Scheduler Supervisor Pattern
The scheduler supervisor pattern manages the execution of scheduled and background jobs in a distributed system. It separates the scheduling responsibility from the execution responsibility, using a supervisor to monitor job execution, handle failures, and manage retries. This pattern is essential for reliable background processing in production systems.
Core Concepts
The scheduler supervisor pattern has three components: the scheduler, which determines when jobs should run based on schedules or triggers; the executor, which runs the job's business logic; and the supervisor, which monitors execution, handles failures, and enforces retry policies.
This separation of concerns allows each component to be scaled and managed independently. The scheduler can handle thousands of schedules without being affected by job execution load. The executors can scale horizontally based on workload. The supervisor provides consistent failure handling across all jobs.
Job Scheduling
Job scheduling defines when and how often a job should run. Common scheduling patterns include cron expressions for time-based scheduling, interval-based scheduling (every N minutes), event-triggered scheduling (run when a specific event occurs), and dependency-based scheduling (run after another job completes).

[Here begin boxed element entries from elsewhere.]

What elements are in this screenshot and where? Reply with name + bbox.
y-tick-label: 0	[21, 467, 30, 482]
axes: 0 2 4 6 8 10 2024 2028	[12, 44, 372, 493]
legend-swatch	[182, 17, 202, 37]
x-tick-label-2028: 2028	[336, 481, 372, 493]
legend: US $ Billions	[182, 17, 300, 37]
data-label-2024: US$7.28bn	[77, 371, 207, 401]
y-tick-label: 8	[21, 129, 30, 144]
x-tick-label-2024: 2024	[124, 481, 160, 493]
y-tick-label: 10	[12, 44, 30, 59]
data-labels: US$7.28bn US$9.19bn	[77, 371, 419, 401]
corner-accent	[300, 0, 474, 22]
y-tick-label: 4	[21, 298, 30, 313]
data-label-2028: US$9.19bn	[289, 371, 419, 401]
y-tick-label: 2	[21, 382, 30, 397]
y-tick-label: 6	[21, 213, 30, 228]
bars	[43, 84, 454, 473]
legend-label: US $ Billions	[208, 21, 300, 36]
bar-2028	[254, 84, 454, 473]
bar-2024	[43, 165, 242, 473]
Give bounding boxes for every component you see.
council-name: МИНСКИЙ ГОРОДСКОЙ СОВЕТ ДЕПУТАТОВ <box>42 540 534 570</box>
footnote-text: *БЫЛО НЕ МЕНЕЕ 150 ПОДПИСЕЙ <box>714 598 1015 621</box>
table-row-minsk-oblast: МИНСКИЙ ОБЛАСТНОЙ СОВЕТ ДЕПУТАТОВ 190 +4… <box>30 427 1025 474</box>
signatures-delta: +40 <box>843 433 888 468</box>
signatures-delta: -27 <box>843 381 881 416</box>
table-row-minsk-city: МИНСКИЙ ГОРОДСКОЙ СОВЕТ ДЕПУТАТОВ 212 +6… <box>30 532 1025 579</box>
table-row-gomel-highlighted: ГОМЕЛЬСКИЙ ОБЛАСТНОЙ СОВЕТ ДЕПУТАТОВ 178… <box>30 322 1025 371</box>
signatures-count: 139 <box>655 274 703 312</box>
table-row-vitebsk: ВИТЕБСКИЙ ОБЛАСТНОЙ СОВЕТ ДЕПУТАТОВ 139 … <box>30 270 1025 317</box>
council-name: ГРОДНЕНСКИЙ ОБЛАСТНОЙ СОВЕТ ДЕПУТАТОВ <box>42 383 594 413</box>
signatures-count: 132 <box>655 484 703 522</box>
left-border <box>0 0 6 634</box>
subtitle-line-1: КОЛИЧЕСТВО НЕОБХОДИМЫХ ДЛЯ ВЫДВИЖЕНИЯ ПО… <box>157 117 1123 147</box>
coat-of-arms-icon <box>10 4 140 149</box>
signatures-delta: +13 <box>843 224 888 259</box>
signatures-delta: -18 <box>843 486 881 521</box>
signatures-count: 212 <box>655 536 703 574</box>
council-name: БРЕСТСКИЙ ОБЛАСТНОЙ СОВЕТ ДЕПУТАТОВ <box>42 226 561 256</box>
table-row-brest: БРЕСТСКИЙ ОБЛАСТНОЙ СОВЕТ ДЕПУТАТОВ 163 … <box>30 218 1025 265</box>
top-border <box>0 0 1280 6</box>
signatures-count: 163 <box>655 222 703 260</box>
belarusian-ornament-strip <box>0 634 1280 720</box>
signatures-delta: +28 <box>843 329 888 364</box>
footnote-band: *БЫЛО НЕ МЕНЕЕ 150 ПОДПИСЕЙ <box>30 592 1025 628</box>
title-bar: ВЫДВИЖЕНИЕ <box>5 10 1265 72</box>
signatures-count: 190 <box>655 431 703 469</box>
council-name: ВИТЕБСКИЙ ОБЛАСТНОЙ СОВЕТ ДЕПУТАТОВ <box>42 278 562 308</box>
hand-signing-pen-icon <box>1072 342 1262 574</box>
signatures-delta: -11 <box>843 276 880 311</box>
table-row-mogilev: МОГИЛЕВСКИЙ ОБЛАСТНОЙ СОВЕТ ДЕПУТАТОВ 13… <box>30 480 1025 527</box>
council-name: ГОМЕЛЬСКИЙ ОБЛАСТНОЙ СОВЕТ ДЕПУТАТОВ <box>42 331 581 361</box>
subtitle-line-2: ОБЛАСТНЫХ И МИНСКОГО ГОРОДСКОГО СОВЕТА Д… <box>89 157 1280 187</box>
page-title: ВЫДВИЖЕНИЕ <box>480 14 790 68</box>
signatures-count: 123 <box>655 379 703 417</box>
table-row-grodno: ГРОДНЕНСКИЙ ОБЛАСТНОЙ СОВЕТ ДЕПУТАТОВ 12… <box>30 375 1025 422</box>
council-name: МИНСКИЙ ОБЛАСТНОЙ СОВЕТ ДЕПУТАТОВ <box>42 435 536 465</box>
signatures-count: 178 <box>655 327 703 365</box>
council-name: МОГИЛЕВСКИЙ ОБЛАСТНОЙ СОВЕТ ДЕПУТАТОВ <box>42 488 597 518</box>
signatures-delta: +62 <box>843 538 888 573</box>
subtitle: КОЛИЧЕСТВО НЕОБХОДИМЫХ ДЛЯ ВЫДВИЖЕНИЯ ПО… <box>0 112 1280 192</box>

The scheduler should be designed for reliability. It must persist schedules to survive restarts, handle time zone changes correctly, and manage overlapping executions (prevent a second instance from starting if the first is still running). Distributed locking ensures that only one scheduler instance fires a job, even when multiple scheduler instances are running for high availability.
Fault Tolerance
The supervisor handles job failures. When a job fails, the supervisor can retry with configurable policies, escalate to a dead-letter queue, send alerts, or execute compensating actions. The supervisor tracks execution history and uses it to make retry decisions.
Retry policies should be configurable per job. A simple email notification job might retry three times with 5-minute intervals. A financial reconciliation job might have a more aggressive retry policy with human escalation after repeated failures.
The supervisor also handles timeout detection. If a job does not complete within its expected duration, the supervisor can mark it as failed, kill the executor process, and trigger retry or escalation.
Execution Isolation
Job execution should be isolated from other system components. Each job runs in its own execution context, with its own resource limits, error boundaries, and security permissions. Isolation prevents a misbehaving job from affecting other jobs or the scheduling infrastructure.
Execution isolation can be achieved through separate processes, containers, or worker services. Cloud-native job systems like AWS Batch and Google Cloud Run Jobs provide built-in isolation. Workflow engines like Temporal provide execution isolation with automatic retries and state persistence.
Distributed Job Management
In distributed systems, job management must handle multiple instances of the scheduler, executor, and supervisor. Distributed coordination ensures that each job is executed exactly once despite multiple scheduler instances. Leader election designates one scheduler as the active scheduler, with others on standby.
Job state must be stored in a shared, durable store. The scheduler writes job definitions and schedules to the store. The supervisor writes execution results and failure history. The store must support concurrent access and conflict resolution.
Modern distributed job frameworks handle these concerns automatically. Apache Airflow, Quartz Scheduler with JDBC store, and Azure Scheduler provide distributed scheduling capabilities. Temporal provides a more comprehensive workflow platform with built-in scheduling, retry, and supervision.
Failure Escalation
When automatic retries are exhausted, the supervisor escalates the failure. Escalation can involve moving the failed job to a dead-letter queue, sending alerts to operations teams, creating incident tickets, or triggering compensating actions.
The escalation path should be clearly defined for each job. Critical jobs may escalate to pager duty within minutes. Lower-priority jobs may generate a daily failure report. The supervisor provides a consistent escalation mechanism across all job types.
Monitoring
Monitoring scheduled job execution requires tracking several metrics: job execution time, success rate, failure rate by failure reason, time between scheduled and actual execution (scheduling delay), and dead-letter queue depth. Alerts should fire when failure rates exceed thresholds or when jobs are significantly delayed.
Dashboard visibility into job execution history is essential for operations teams. Each job should show its last N executions, current status, next scheduled time, and execution statistics. Historical trends help identify degrading jobs before they fail completely.
The scheduler supervisor pattern transforms unreliable background job execution into a manageable, observable system. By separating concerns and providing consistent failure handling, it ensures that scheduled jobs execute reliably even in distributed, failure-prone environments.